The avatar relented; in the end it always cooperated, whether Kozuch herself would have or not. “Let’s start with a two-dimensional spacelike slice through a Minkowski universe — flat and static, the simplest possible toy to play with.” It created a translucent rectangle, about a delta long and half a delta wide, then bent it around so that the two halves were parallel, a hand’s width apart, one above the other. “The curvature here means nothing, of course; it’s necessary in order to construct the diagram, but physically it has no significance at all.” Blanca nodded, feeling slightly embarrassed; this was like asking Carl Friedrich Gauss to recite multiplication tables.
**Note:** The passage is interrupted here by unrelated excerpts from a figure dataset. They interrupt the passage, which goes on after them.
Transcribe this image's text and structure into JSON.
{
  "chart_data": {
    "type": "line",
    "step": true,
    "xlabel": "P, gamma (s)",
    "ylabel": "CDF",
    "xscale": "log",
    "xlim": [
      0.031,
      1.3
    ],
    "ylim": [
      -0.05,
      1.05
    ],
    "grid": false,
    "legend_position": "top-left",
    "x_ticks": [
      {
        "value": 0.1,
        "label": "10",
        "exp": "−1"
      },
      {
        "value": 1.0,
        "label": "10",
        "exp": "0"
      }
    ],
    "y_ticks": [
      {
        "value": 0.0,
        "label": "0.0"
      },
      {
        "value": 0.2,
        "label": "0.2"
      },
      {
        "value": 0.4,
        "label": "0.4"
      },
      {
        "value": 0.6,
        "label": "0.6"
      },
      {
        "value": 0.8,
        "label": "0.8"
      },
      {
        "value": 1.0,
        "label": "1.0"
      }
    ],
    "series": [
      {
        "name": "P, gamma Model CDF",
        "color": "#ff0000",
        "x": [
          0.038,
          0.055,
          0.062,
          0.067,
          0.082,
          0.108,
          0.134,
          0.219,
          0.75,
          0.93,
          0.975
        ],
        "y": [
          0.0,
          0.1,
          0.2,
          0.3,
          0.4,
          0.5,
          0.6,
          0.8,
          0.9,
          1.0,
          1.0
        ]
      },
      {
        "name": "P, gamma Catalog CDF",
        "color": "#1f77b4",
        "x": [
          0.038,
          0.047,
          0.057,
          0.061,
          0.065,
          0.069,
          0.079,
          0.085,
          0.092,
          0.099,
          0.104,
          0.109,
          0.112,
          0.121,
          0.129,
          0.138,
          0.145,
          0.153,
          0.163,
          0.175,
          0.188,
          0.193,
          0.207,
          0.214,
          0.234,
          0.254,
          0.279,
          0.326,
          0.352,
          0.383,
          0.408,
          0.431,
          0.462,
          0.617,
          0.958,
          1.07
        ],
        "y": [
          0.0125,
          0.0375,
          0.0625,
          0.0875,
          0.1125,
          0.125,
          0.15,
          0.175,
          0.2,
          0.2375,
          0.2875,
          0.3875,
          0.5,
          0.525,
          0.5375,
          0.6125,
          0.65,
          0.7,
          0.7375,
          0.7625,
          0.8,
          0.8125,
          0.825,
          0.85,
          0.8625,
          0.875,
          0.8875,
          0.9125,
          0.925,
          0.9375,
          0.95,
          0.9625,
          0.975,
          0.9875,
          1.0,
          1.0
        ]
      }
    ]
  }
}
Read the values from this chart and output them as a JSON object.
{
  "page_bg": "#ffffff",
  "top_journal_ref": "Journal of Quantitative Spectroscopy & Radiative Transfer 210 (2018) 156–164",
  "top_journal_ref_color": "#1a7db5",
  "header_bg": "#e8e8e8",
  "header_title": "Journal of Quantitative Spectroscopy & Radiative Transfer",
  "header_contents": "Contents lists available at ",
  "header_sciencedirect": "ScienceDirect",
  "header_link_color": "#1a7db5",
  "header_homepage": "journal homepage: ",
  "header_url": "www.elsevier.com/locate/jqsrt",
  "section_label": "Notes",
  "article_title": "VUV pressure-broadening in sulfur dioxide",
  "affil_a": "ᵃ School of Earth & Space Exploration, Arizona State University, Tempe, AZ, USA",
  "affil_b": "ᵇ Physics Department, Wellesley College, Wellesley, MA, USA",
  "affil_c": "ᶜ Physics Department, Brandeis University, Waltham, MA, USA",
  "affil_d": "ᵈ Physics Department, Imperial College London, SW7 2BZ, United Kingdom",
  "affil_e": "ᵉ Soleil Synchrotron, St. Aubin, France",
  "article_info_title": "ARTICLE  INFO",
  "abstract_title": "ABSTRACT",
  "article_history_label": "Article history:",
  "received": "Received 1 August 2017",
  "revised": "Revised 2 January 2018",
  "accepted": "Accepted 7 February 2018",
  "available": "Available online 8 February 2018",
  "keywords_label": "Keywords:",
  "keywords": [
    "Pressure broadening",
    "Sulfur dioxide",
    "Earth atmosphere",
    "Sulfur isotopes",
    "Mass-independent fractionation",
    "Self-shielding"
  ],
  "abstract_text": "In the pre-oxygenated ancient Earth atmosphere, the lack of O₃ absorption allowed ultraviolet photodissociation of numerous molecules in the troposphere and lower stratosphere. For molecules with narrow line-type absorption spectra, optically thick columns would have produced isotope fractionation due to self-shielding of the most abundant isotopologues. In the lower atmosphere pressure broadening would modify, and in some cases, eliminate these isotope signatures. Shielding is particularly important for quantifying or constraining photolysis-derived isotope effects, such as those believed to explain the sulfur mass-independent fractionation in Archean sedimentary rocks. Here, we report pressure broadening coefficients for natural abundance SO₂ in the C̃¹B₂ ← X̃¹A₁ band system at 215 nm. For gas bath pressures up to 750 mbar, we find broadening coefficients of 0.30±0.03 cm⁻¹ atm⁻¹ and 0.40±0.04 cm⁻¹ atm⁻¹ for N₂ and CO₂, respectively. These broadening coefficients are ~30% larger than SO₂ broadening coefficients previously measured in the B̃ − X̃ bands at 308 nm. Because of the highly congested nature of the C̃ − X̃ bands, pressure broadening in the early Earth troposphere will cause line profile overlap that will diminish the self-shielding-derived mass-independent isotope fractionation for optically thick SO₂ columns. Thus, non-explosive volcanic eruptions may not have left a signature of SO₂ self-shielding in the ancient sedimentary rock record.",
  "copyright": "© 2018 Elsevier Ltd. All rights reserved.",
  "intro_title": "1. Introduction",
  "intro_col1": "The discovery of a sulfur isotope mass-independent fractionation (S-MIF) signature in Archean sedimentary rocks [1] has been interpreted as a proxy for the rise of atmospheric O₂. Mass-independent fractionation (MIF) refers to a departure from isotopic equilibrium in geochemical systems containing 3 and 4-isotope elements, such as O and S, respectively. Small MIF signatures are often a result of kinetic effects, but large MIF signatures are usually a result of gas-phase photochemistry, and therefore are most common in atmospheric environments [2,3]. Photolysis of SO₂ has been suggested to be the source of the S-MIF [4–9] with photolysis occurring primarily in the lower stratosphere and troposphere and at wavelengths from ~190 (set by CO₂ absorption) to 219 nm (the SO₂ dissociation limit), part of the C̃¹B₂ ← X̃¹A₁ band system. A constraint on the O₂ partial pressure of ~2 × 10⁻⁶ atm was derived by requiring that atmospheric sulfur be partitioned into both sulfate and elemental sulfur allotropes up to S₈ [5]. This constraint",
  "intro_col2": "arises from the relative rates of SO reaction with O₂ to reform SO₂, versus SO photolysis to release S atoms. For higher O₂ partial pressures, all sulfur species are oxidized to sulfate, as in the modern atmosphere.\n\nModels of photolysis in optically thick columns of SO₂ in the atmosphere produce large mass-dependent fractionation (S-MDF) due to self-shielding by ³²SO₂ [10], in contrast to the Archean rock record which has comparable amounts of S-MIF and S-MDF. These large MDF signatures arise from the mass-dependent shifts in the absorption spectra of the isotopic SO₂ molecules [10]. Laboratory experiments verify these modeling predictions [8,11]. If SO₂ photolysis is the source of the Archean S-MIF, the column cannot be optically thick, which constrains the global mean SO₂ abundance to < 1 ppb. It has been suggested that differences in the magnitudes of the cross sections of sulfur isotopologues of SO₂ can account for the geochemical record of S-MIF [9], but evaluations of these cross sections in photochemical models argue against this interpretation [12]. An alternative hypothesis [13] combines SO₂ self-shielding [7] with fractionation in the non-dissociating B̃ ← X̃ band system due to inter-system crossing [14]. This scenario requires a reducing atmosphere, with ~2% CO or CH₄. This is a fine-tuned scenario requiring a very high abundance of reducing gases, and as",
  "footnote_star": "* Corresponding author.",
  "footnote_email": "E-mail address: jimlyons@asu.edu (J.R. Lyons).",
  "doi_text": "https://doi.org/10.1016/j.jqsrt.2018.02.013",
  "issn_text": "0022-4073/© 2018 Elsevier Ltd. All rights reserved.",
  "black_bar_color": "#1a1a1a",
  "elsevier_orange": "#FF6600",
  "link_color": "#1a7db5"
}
The avatar cut two small disks out of the diagram, one in the top plane and the other directly beneath it. “If we want to connect these circles with a wormhole, there are two ways of doing it.” It pasted a thin rectangular strip into the diagram, joining a small part of the top hole’s rim to the matching segment of the bottom rim. Then it extended this tentative bridge all the way around both holes, spinning it out into a complete tunnel. The tunnel assumed an hourglass shape, tapering to a waist but never pinching closed. “According to General Relativity, this solution would appear to have negative energy in some reference frames, especially if it was traversable. The two mouths could still have positive mass, though, so I pursued some tentative quantum-gravity versions of this for a while, but in the end I could never make it work as a model for stable particles.”